Steven Schveighoffer wrote:
Andrei Alexandrescu wrote:
Steven Schveighoffer wrote:
On Fri, 22 May 2009 21:22:55 -0400, Andrei Alexandrescu <[email protected]> wrote:
1. Any range should be seamlessly and efficiently used as an input range.

This is the assumption I am challenging. I don't think you need this assumptions for ranges to work. You can always bolt input range functionality on top of a stream range if you want to treat a stream as an input range for some reason.

I believe there is indeed a terminology problem. To me, "input range" == "stream" == "socket" == "bridge that is sinking under your feet as you walk it". So to me there exists no "stream range". That to me is an "input range".

But if foreach doesn't utilize the popNext api, then streams require an unnecessary layer on top, just to use foreach with them.

We can arrange that foreach uses popNext, but it must be worth it.

Andrei

On Fri, 22 May 2009 21:50:03 -0400, Andrei Alexandrescu <[email protected]> wrote:

Steven Schveighoffer wrote:
On Fri, 22 May 2009 21:22:55 -0400, Andrei Alexandrescu <[email protected]> wrote:
1. Any range should be seamlessly and efficiently used as an input range.
This is the assumption I am challenging. I don't think you need this assumptions for ranges to work. You can always bolt input range functionality on top of a stream range if you want to treat a stream as an input range for some reason.
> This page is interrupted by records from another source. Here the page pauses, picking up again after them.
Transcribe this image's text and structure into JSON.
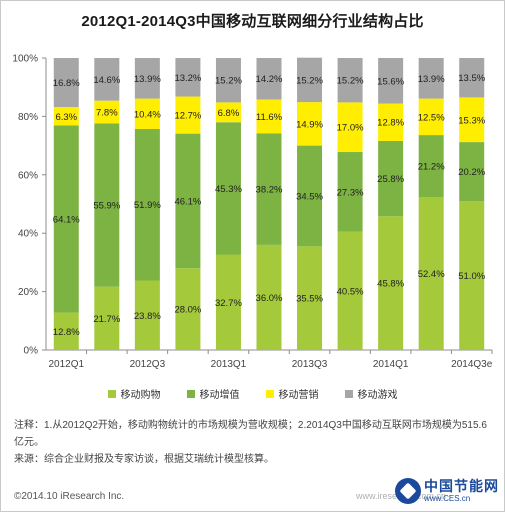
{
  "chart_data": {
    "type": "bar",
    "stacked": true,
    "title": "2012Q1-2014Q3中国移动互联网细分行业结构占比",
    "categories": [
      "2012Q1",
      "2012Q2",
      "2012Q3",
      "2012Q4",
      "2013Q1",
      "2013Q2",
      "2013Q3",
      "2013Q4",
      "2014Q1",
      "2014Q2",
      "2014Q3e"
    ],
    "x_tick_labels": [
      "2012Q1",
      "",
      "2012Q3",
      "",
      "2013Q1",
      "",
      "2013Q3",
      "",
      "2014Q1",
      "",
      "2014Q3e"
    ],
    "y_tick_labels": [
      "0%",
      "20%",
      "40%",
      "60%",
      "80%",
      "100%"
    ],
    "ylim": [
      0,
      100
    ],
    "grid": false,
    "legend_position": "bottom",
    "series": [
      {
        "name": "移动购物",
        "color": "#a4c93a",
        "values": [
          12.8,
          21.7,
          23.8,
          28.0,
          32.7,
          36.0,
          35.5,
          40.5,
          45.8,
          52.4,
          51.0
        ]
      },
      {
        "name": "移动增值",
        "color": "#7cb342",
        "values": [
          64.1,
          55.9,
          51.9,
          46.1,
          45.3,
          38.2,
          34.5,
          27.3,
          25.8,
          21.2,
          20.2
        ]
      },
      {
        "name": "移动营销",
        "color": "#ffee00",
        "values": [
          6.3,
          7.8,
          10.4,
          12.7,
          6.8,
          11.6,
          14.9,
          17.0,
          12.8,
          12.5,
          15.3
        ]
      },
      {
        "name": "移动游戏",
        "color": "#a6a6a6",
        "values": [
          16.8,
          14.6,
          13.9,
          13.2,
          15.2,
          14.2,
          15.2,
          15.2,
          15.6,
          13.9,
          13.5
        ]
      }
    ]
  },
  "notes": {
    "line1": "注释：1.从2012Q2开始，移动购物统计的市场规模为营收规模；2.2014Q3中国移动互联网市场规模为515.6亿元。",
    "line2": "来源：综合企业财报及专家访谈，根据艾瑞统计模型核算。"
  },
  "footer": {
    "copyright": "©2014.10 iResearch Inc.",
    "watermark_url": "www.iresearch.com.cn"
  },
  "logo": {
    "name": "中国节能网",
    "url": "www.CES.cn"
  }
}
I believe there is indeed a terminology problem. To me, "input range" == "stream" == "socket" == "bridge that is sinking under your feet as you walk it". So to me there exists no "stream range". That to me is an "input range".

OK, I can see you're not going to alter your opinion, so I'll stop debating. I respectfully disagree with your definitions.
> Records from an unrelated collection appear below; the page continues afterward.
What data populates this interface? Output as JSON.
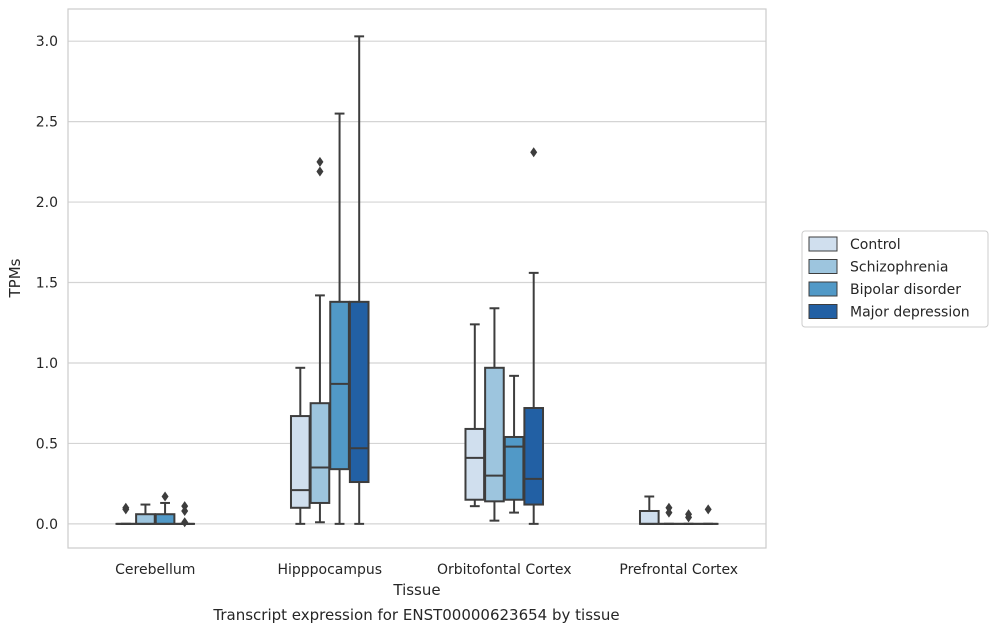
{
  "chart_data": {
    "type": "box",
    "xlabel": "Tissue",
    "ylabel": "TPMs",
    "caption": "Transcript expression for ENST00000623654 by tissue",
    "ylim": [
      -0.15,
      3.2
    ],
    "yticks": [
      0.0,
      0.5,
      1.0,
      1.5,
      2.0,
      2.5,
      3.0
    ],
    "ytick_labels": [
      "0.0",
      "0.5",
      "1.0",
      "1.5",
      "2.0",
      "2.5",
      "3.0"
    ],
    "grid": "horizontal",
    "legend_position": "right",
    "categories": [
      "Cerebellum",
      "Hipppocampus",
      "Orbitofontal Cortex",
      "Prefrontal Cortex"
    ],
    "series": [
      {
        "name": "Control",
        "color": "#d0dfee",
        "boxes": [
          {
            "q1": 0.0,
            "median": 0.0,
            "q3": 0.0,
            "whisker_low": 0.0,
            "whisker_high": 0.0,
            "outliers": [
              0.1,
              0.09
            ]
          },
          {
            "q1": 0.1,
            "median": 0.21,
            "q3": 0.67,
            "whisker_low": 0.0,
            "whisker_high": 0.97,
            "outliers": []
          },
          {
            "q1": 0.15,
            "median": 0.41,
            "q3": 0.59,
            "whisker_low": 0.11,
            "whisker_high": 1.24,
            "outliers": []
          },
          {
            "q1": 0.0,
            "median": 0.0,
            "q3": 0.08,
            "whisker_low": 0.0,
            "whisker_high": 0.17,
            "outliers": []
          }
        ]
      },
      {
        "name": "Schizophrenia",
        "color": "#9dc5de",
        "boxes": [
          {
            "q1": 0.0,
            "median": 0.0,
            "q3": 0.06,
            "whisker_low": 0.0,
            "whisker_high": 0.12,
            "outliers": []
          },
          {
            "q1": 0.13,
            "median": 0.35,
            "q3": 0.75,
            "whisker_low": 0.01,
            "whisker_high": 1.42,
            "outliers": [
              2.25,
              2.19
            ]
          },
          {
            "q1": 0.14,
            "median": 0.3,
            "q3": 0.97,
            "whisker_low": 0.02,
            "whisker_high": 1.34,
            "outliers": []
          },
          {
            "q1": 0.0,
            "median": 0.0,
            "q3": 0.0,
            "whisker_low": 0.0,
            "whisker_high": 0.0,
            "outliers": [
              0.1,
              0.07
            ]
          }
        ]
      },
      {
        "name": "Bipolar disorder",
        "color": "#5199c7",
        "boxes": [
          {
            "q1": 0.0,
            "median": 0.0,
            "q3": 0.06,
            "whisker_low": 0.0,
            "whisker_high": 0.13,
            "outliers": [
              0.17
            ]
          },
          {
            "q1": 0.34,
            "median": 0.87,
            "q3": 1.38,
            "whisker_low": 0.0,
            "whisker_high": 2.55,
            "outliers": []
          },
          {
            "q1": 0.15,
            "median": 0.48,
            "q3": 0.54,
            "whisker_low": 0.07,
            "whisker_high": 0.92,
            "outliers": []
          },
          {
            "q1": 0.0,
            "median": 0.0,
            "q3": 0.0,
            "whisker_low": 0.0,
            "whisker_high": 0.0,
            "outliers": [
              0.06,
              0.04
            ]
          }
        ]
      },
      {
        "name": "Major depression",
        "color": "#2260a4",
        "boxes": [
          {
            "q1": 0.0,
            "median": 0.0,
            "q3": 0.0,
            "whisker_low": 0.0,
            "whisker_high": 0.0,
            "outliers": [
              0.11,
              0.08,
              0.01
            ]
          },
          {
            "q1": 0.26,
            "median": 0.47,
            "q3": 1.38,
            "whisker_low": 0.0,
            "whisker_high": 3.03,
            "outliers": []
          },
          {
            "q1": 0.12,
            "median": 0.28,
            "q3": 0.72,
            "whisker_low": 0.0,
            "whisker_high": 1.56,
            "outliers": [
              2.31
            ]
          },
          {
            "q1": 0.0,
            "median": 0.0,
            "q3": 0.0,
            "whisker_low": 0.0,
            "whisker_high": 0.0,
            "outliers": [
              0.09
            ]
          }
        ]
      }
    ]
  }
}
I'm using STL's definitions. I'd be glad to depart if there was a solid reason. How would you name things?

But if foreach doesn't utilize the popNext api, then streams require an unnecessary layer on top, just to use foreach with them.

We can arrange that foreach uses popNext, but it must be worth it.

I can't say for certain that it is, but you definitely will know if when you start implementing ranges based on stuff like files, and things just seem difficult to implement or have unsolvable problems. I guess we wait and see.

One hopeful element is that there are usually more containers than streams/files. Besides, most streams are buffered. So maybe things aren't that bad.